Buying a car at an auction – six top tips
Buying a car at an auction can be daunting, so here’s everything you need to know before you go, with input from two leading auction houses.
1. How does it work?
Auction firm British Car Auctions (BCA) advises before you go to bid at an auction, you firstly attend one purely as a spectator.
Go with the intention not to buy but to learn the process and familiarize yourself with the hustle and bustle of the auction hall, so when you are ready to go and buy, you’re not overwhelmed by the experience.
Manheim Auctions says that specific words, phrases and acronyms are frequently used and so can confuse those new to auctions if they’re not familiar with them. The company has produced a jargon buster on its website to help out.
2. Do you need to register?
Not at BCA, which has 23 auction sites across the UK. Make sure you have a sufficient deposit available, preferably on a debit card. Deposits are usually 20% of the bid value or £1000, whichever is greater.
For Manheim, registration is required online. Customers new to the brand need to pay an initial, one-off £500 deposit before any bids can be made, which can be made by debit card.
If a bid for a vehicle is successful, the deposit can be used towards the full payment of the vehicle. Should no vehicle be purchased during the sale, the £500 deposit will be returned on request at the end of the sale.
You will also need to show photo proof of ID and proof of address before you’re able to buy a vehicle at Manheim, so make sure you have this with you.
3. How do I get the best deal?
Make sure you know your product, which specific model or type of car you want and how much you’re willing to spend.
Then research typical used values and find out how much consumables might cost. That way you can calculate whether the car you’re interested in is a bargain.
The night before an auction, BCA publishes online what’s going under the hammer, although there are printed catalogs available on the day.
Manheim’s general manager for group auctioneers Andy Conde offers similar guidance, and says it’s worth reading the conditions of sale and to ensure you know what the buyers fees are before you bid, so there are no surprises when it comes to paying. He also says remember to register before you bid – don’t try to buy without a buyer’s number because your bids won’t be accepted.

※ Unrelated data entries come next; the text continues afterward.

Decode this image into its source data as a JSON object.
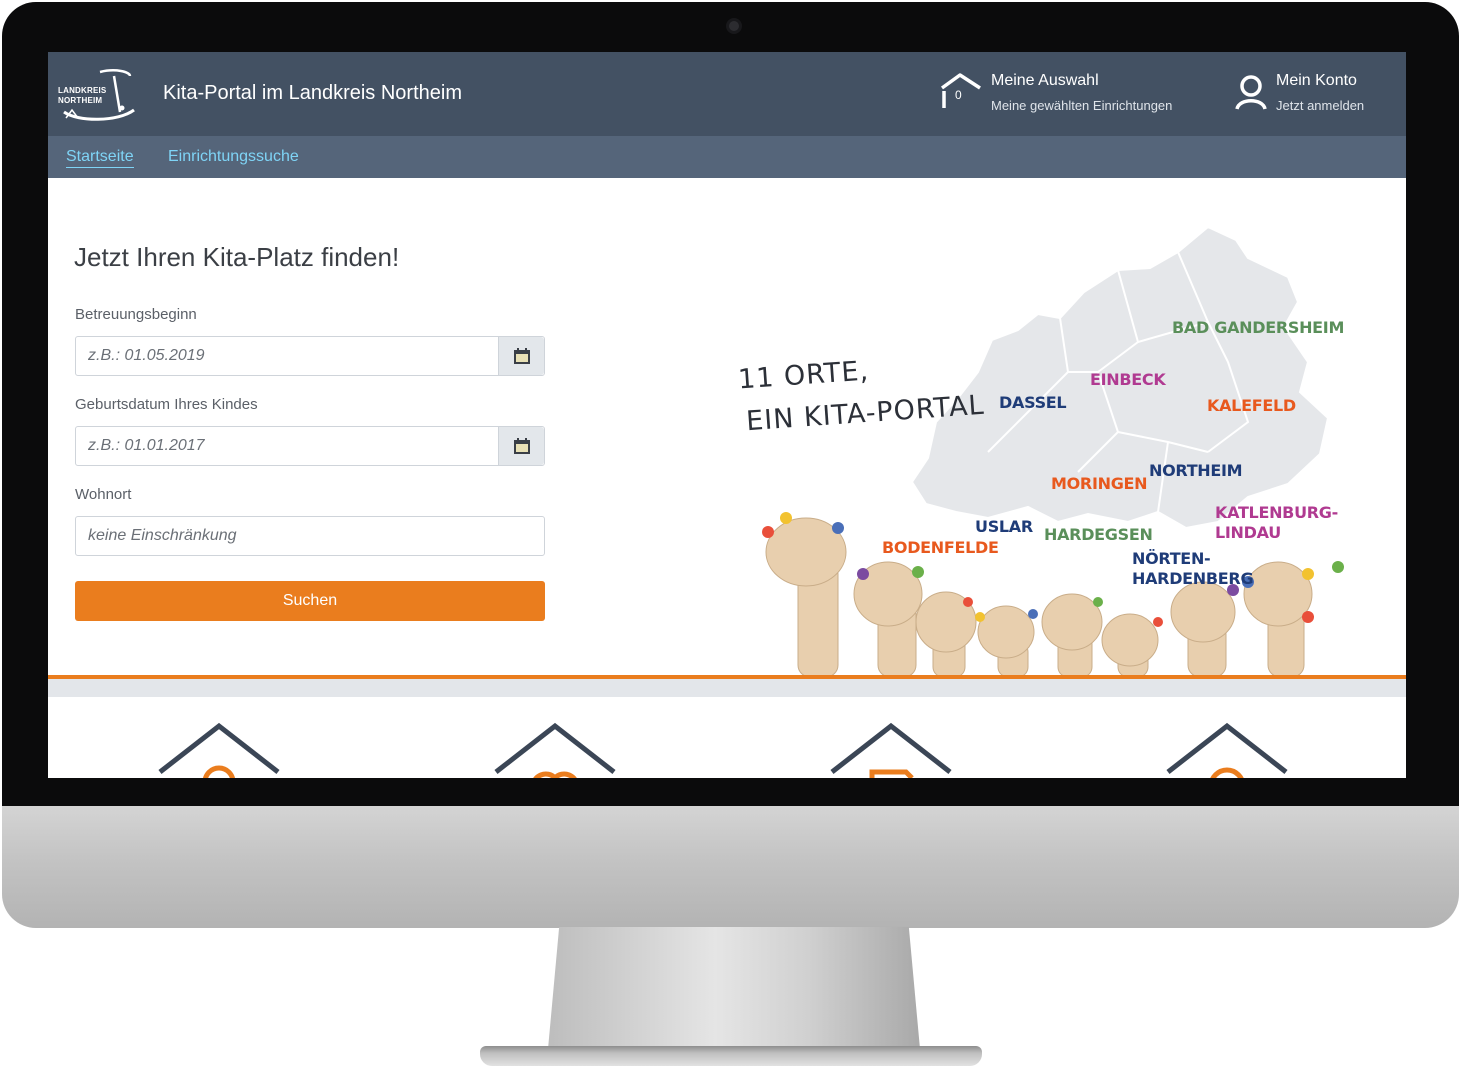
{
  "header": {
    "logo_text_line1": "LANDKREIS",
    "logo_text_line2": "NORTHEIM",
    "site_title": "Kita-Portal im Landkreis Northeim",
    "auswahl": {
      "title": "Meine Auswahl",
      "subtitle": "Meine gewählten Einrichtungen",
      "count": "0"
    },
    "konto": {
      "title": "Mein Konto",
      "subtitle": "Jetzt anmelden"
    }
  },
  "nav": {
    "items": [
      {
        "label": "Startseite",
        "active": true
      },
      {
        "label": "Einrichtungssuche",
        "active": false
      }
    ]
  },
  "search": {
    "title": "Jetzt Ihren Kita-Platz finden!",
    "betreuungsbeginn_label": "Betreuungsbeginn",
    "betreuungsbeginn_placeholder": "z.B.: 01.05.2019",
    "geburtsdatum_label": "Geburtsdatum Ihres Kindes",
    "geburtsdatum_placeholder": "z.B.: 01.01.2017",
    "wohnort_label": "Wohnort",
    "wohnort_placeholder": "keine Einschränkung",
    "submit_label": "Suchen"
  },
  "illustration": {
    "slogan_line1": "11 ORTE,",
    "slogan_line2": "EIN KITA-PORTAL",
    "towns": [
      {
        "name": "BAD GANDERSHEIM",
        "color": "#5a8f5a"
      },
      {
        "name": "EINBECK",
        "color": "#b03a91"
      },
      {
        "name": "DASSEL",
        "color": "#1f3c78"
      },
      {
        "name": "KALEFELD",
        "color": "#e8591e"
      },
      {
        "name": "NORTHEIM",
        "color": "#1f3c78"
      },
      {
        "name": "MORINGEN",
        "color": "#e8591e"
      },
      {
        "name": "KATLENBURG-",
        "color": "#b03a91"
      },
      {
        "name": "LINDAU",
        "color": "#b03a91"
      },
      {
        "name": "USLAR",
        "color": "#1f3c78"
      },
      {
        "name": "HARDEGSEN",
        "color": "#5a8f5a"
      },
      {
        "name": "BODENFELDE",
        "color": "#e8591e"
      },
      {
        "name": "NÖRTEN-",
        "color": "#1f3c78"
      },
      {
        "name": "HARDENBERG",
        "color": "#1f3c78"
      }
    ]
  },
  "colors": {
    "header_bg": "#435163",
    "subnav_bg": "#55657a",
    "link": "#7fd4f6",
    "accent": "#ea7d1e"
  }
}
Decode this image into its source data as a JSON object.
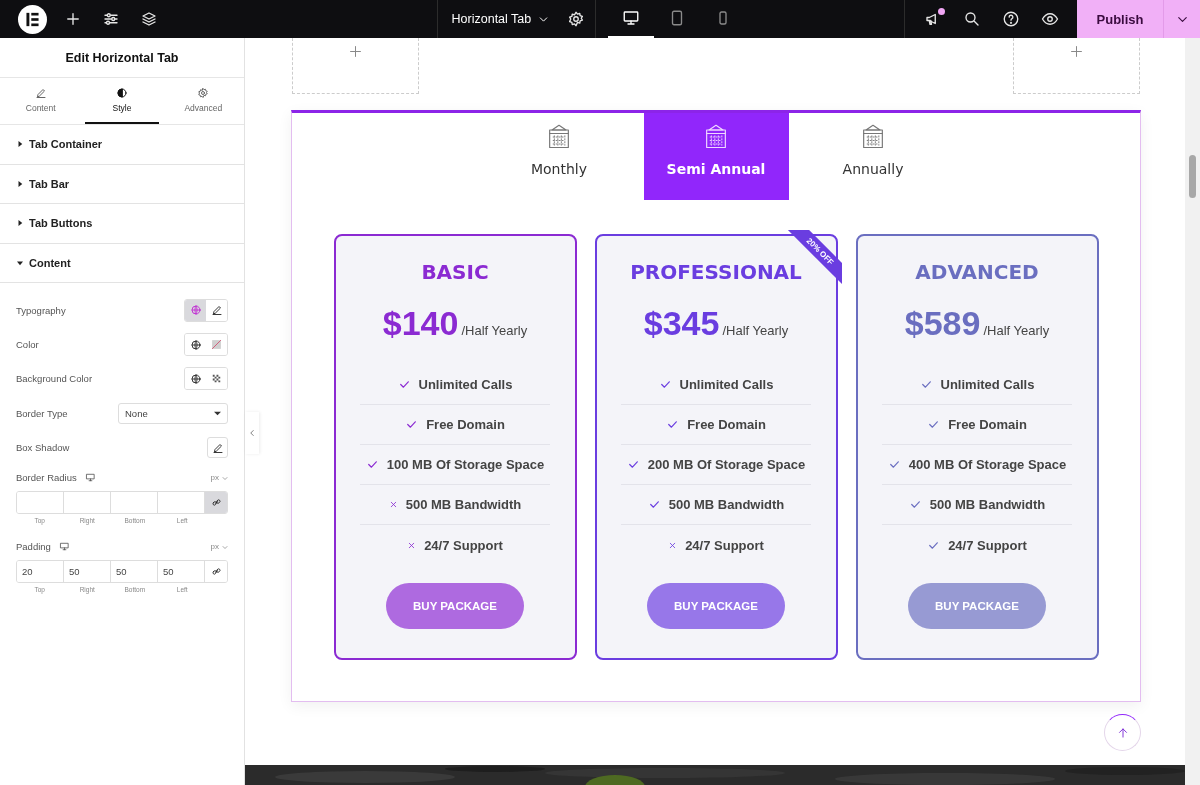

Conde recommends looking at the vehicle in person or online and setting yourself a limit, and then when you arrive at the auction, sit somewhere you will be seen to be clear and decisive when you bid.
It may seem obvious, but make sure you are insured and taxed before you move a vehicle if you successfully buy one.
4. Do the cars get inspected?
It’s usual for cars that are less than eight years old to get a BCA Assured vehicle check, produced by the AA for BCA.
This mechanical report contains more than 30 checks including servicing reports, MOT tests and tire tread depth. There’s an inspection area where you can get up close with cars to check their condition and spec, but test drives are not available.
Manheim offers its own SureCheck, which provides three levels of inspection: Gold, Silver, and Bronze. Each level has a different number of checks included (up to 56 per vehicle), which gives interested bidders a choice of detail when selecting vehicles to bid on.
A copy of the full inspection report is available online and a summary of the information is attached to the vehicle windscreen so it can be read before and during the auction.